We have known for years that CO2 is the number one enemy of the planet (along with other greenhouse gases); and even if its emissions have stabilized over the last two years, their level remains alarming. Despite the awareness of the world’s population to the ecological issues related to carbon dioxide emissions; changing behaviors takes time, a lot of time. Unfortunately the environment does not have much time…
Fortunately, some companies have decided to act to limit their contribution to global CO2 emissions. Others have chosen a different path; and are thinking of ways to recycle or reuse the CO2 they emit. And these initiatives, more and more numerous, may well revolutionize the fight against pollution.
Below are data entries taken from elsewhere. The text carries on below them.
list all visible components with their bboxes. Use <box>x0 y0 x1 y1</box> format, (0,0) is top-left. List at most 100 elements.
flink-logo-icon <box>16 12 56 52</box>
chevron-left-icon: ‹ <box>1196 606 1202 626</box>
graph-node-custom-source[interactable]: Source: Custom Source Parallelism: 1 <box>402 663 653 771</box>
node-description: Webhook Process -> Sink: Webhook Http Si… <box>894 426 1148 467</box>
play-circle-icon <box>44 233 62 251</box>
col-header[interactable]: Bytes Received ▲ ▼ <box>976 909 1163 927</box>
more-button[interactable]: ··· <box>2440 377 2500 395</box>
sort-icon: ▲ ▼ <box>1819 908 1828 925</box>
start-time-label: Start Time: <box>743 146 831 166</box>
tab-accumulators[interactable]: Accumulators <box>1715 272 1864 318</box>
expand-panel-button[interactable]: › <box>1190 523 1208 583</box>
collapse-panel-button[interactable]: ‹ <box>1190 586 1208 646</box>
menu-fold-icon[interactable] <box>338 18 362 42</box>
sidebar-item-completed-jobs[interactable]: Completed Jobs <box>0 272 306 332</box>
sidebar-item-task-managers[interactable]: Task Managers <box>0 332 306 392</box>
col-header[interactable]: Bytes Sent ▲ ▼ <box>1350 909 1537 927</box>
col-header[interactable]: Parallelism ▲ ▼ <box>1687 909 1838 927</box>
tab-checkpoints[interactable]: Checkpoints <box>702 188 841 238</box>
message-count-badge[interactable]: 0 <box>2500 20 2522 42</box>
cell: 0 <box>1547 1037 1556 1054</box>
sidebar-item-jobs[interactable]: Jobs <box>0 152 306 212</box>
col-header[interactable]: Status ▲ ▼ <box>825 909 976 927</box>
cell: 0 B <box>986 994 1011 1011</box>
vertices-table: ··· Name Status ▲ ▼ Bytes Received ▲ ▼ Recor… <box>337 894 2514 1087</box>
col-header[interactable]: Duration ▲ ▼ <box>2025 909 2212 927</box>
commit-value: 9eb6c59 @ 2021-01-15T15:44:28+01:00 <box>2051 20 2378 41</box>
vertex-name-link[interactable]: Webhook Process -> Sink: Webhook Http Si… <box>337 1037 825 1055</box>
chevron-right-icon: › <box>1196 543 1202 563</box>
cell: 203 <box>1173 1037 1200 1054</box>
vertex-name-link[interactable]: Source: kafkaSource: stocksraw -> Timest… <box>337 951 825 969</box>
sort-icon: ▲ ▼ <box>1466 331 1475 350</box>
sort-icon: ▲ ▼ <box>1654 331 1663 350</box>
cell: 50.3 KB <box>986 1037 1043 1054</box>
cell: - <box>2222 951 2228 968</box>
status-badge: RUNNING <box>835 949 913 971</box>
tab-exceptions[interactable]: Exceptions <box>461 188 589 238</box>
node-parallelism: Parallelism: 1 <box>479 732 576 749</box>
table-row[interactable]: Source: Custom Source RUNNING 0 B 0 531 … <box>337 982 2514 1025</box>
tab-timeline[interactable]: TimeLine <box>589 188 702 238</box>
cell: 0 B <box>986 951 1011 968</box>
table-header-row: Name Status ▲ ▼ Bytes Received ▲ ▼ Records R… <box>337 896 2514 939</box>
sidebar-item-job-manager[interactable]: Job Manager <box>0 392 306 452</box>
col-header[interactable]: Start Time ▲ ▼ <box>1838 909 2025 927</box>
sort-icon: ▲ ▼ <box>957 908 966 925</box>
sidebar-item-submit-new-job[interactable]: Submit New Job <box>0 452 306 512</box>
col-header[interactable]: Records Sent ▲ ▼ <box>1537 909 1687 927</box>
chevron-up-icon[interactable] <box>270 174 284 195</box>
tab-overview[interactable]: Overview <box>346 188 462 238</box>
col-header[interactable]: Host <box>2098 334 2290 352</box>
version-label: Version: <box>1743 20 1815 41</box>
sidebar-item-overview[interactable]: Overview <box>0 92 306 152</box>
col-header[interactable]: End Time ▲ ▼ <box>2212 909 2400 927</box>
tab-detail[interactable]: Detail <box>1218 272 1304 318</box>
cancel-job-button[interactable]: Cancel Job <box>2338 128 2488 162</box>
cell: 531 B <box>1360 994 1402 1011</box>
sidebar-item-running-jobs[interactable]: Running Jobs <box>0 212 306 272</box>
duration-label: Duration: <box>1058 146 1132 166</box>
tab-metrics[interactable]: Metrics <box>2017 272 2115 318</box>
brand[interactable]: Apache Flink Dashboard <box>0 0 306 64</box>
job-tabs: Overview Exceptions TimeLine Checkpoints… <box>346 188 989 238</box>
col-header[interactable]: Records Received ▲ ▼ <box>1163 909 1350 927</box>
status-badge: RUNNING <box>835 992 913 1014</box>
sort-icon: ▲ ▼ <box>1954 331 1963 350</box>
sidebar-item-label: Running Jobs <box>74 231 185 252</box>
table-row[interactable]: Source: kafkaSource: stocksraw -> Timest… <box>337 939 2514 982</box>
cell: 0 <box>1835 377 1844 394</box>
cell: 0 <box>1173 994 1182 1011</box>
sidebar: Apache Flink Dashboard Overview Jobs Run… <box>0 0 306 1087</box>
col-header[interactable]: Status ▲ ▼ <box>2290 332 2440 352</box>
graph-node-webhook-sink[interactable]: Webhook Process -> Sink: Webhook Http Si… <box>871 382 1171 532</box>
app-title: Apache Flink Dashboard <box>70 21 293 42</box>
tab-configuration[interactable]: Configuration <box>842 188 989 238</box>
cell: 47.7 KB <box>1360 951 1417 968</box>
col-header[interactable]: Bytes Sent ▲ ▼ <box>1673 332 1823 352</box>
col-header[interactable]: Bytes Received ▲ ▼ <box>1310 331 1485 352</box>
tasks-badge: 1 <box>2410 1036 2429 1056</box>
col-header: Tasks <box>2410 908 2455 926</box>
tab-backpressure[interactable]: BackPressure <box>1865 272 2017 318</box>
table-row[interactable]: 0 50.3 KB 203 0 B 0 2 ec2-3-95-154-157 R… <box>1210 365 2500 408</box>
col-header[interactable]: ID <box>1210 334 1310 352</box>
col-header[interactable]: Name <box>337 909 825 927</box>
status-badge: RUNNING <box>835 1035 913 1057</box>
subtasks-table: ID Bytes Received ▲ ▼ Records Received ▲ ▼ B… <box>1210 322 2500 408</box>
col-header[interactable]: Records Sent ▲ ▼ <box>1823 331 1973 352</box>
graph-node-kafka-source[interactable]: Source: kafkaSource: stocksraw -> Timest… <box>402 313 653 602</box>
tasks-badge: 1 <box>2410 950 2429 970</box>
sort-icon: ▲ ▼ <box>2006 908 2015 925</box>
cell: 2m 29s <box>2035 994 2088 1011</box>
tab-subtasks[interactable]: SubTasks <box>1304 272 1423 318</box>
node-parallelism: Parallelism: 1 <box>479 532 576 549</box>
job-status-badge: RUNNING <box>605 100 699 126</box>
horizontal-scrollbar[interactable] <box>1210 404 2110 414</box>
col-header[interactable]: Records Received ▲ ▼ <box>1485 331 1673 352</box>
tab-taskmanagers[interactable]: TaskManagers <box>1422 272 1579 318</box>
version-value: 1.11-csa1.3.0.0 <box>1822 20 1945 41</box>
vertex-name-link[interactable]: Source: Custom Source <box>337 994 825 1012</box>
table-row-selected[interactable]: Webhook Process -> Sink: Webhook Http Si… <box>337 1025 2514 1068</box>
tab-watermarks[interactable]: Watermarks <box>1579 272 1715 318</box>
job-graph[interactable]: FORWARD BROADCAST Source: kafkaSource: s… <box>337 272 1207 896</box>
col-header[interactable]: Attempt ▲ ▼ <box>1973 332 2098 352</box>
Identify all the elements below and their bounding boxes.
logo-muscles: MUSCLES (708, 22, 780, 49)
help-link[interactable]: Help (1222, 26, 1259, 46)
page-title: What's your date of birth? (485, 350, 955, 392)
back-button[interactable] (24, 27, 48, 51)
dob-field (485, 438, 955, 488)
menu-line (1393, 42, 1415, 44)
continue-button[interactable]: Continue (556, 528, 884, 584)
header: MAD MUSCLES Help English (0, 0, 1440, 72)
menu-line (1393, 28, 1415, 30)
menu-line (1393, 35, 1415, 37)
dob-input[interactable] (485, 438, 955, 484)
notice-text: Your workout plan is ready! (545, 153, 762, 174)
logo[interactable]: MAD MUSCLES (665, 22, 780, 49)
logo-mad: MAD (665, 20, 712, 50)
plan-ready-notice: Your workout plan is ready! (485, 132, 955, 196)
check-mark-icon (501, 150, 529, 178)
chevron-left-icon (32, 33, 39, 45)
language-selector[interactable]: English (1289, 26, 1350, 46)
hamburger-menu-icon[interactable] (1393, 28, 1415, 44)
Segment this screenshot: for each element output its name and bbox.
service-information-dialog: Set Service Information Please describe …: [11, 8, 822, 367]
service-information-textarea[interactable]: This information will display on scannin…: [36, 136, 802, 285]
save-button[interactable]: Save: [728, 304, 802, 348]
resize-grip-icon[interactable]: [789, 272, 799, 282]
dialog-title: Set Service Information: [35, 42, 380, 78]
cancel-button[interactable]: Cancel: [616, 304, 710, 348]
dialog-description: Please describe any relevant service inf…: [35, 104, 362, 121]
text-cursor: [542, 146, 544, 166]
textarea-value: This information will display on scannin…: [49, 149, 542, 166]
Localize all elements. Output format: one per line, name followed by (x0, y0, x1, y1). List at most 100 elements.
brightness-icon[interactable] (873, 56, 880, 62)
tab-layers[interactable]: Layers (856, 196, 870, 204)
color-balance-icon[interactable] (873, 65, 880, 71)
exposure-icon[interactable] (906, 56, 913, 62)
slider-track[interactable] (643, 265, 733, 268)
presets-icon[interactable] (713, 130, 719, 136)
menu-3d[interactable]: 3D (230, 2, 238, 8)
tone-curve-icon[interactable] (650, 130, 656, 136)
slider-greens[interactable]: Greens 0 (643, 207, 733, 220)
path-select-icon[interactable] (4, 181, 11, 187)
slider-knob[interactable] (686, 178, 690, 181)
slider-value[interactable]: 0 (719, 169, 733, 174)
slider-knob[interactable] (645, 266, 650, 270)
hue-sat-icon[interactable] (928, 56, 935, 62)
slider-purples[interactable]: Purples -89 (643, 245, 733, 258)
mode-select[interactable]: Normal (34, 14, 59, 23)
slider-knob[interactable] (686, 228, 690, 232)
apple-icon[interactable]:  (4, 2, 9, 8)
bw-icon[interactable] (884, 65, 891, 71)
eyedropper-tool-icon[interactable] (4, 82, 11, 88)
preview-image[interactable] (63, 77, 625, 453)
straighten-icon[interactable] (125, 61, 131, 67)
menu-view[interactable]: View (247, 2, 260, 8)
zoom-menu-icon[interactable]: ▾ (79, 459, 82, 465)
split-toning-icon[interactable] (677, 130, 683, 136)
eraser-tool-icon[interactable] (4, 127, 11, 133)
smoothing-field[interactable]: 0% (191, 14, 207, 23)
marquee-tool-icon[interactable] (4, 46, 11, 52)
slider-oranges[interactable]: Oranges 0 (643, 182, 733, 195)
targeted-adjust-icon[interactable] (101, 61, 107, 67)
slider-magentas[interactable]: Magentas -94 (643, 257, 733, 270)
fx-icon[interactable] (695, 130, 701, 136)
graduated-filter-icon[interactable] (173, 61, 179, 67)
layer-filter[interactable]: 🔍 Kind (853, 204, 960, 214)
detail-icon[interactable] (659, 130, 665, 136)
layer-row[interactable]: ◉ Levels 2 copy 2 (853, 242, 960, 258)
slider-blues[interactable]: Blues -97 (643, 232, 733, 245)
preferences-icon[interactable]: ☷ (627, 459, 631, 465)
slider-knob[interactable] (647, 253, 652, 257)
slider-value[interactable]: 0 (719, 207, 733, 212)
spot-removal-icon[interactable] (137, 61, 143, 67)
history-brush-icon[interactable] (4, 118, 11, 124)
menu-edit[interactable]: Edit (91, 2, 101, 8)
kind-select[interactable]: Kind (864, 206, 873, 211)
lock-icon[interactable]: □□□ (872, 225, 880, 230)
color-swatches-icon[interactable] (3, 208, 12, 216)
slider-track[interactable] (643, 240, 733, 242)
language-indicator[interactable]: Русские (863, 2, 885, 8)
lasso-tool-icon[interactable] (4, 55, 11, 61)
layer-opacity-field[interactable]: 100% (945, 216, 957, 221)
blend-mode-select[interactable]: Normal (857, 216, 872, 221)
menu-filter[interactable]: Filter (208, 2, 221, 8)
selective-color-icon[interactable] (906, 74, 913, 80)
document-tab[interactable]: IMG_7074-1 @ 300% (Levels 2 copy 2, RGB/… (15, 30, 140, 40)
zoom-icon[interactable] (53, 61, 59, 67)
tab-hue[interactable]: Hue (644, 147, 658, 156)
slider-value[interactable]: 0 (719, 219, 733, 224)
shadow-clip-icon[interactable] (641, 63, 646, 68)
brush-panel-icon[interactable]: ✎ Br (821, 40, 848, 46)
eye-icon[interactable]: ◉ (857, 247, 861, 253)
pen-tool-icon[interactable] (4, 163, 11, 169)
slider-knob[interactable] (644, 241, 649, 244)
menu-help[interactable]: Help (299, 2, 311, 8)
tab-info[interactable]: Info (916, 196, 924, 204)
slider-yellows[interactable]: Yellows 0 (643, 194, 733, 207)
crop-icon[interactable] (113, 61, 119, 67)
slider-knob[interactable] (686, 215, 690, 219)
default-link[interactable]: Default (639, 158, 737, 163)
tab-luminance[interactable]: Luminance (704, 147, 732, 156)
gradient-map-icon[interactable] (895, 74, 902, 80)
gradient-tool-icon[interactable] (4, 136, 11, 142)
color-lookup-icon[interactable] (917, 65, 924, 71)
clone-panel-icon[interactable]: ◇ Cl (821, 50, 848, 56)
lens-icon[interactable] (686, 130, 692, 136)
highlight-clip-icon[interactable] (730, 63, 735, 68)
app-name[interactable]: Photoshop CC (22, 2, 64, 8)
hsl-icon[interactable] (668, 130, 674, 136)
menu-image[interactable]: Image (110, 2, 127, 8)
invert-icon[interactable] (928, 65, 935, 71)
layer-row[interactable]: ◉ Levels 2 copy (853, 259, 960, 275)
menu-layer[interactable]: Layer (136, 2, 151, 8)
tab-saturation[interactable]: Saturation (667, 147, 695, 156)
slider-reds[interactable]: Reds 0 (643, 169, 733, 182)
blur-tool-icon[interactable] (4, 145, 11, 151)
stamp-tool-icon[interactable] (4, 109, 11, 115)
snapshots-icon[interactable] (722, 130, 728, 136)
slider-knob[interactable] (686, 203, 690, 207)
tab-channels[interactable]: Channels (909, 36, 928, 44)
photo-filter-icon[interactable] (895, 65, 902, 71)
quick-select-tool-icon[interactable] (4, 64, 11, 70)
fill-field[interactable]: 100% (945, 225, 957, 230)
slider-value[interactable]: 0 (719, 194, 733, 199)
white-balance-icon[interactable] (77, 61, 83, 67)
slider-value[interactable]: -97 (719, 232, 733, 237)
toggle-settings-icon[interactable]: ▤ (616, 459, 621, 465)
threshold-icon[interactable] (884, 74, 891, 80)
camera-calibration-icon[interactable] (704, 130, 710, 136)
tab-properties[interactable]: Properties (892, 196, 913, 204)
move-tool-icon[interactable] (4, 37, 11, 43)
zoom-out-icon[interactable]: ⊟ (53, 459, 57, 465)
The First Plant Capable Of Recycling CO2 Has Been Built In Switzerland
This relatively simple plant was developed by the company Climeworks; whose objective is to develop technologies capable of capturing carbion dioxide from the air and recycling it. This revolutionary project is the brainchild of Christoph Gebald and Jan Wurzbacher; two Swiss researchers who have been working for over 10 years on the problem of direct air capture.
This revolutionary plant would be able to process 900 tons of CO2 per year, the equivalent of what 200 cars produce over the same period. To achieve its goal of capturing 1% of global CO2 emissions by 2025, Climeworks will have to market 750,000 plants. At 2 million euros per unit, this project seems very ambitious.
How does it work?
Although it took several years to develop the technology, it is easily understood: ambient air is drawn into the plant, where a filter is located that traps CO2 particles through a chemical process. Once stuck on the filter, the CO2 is heated to 100°C to be solidified. It is then transportable and can find a second home.
What To Do With Recycled Carbon Dioxide?
Once isolated from the other components of the air and solidified and therefore transportable, CO2 can be used in the food industry (especially for carbonated drinks), to synthesize chemical or energy products but also, and especially, to serve as an agricultural fertilizer. According to Climeworks, the use of CO2 could increase the growth of vegetables by 20 to 30%.
A Bike That Cleans the Air
The project of the Dutch designer Daan Roosegaarde is to create areas of clean air in large cities, free of CO2. For this he has developed a “Smog Free Tower”, a tower capable of capturing the CO2 contained in the air of cities to release only clean air, thus depolluting a large area around this area.
Based on the same principle, he is now launching a project for bicycles capable of cleaning the air breathed by users and thus reducing the risks of health problems linked to pollution. The double advantage of this ecological means of transport: not only does it clean the air breathed by the cyclist, which makes cycling more attractive to the inhabitants of polluted cities, but it would also reduce the congestion of large cities if it were to be developed.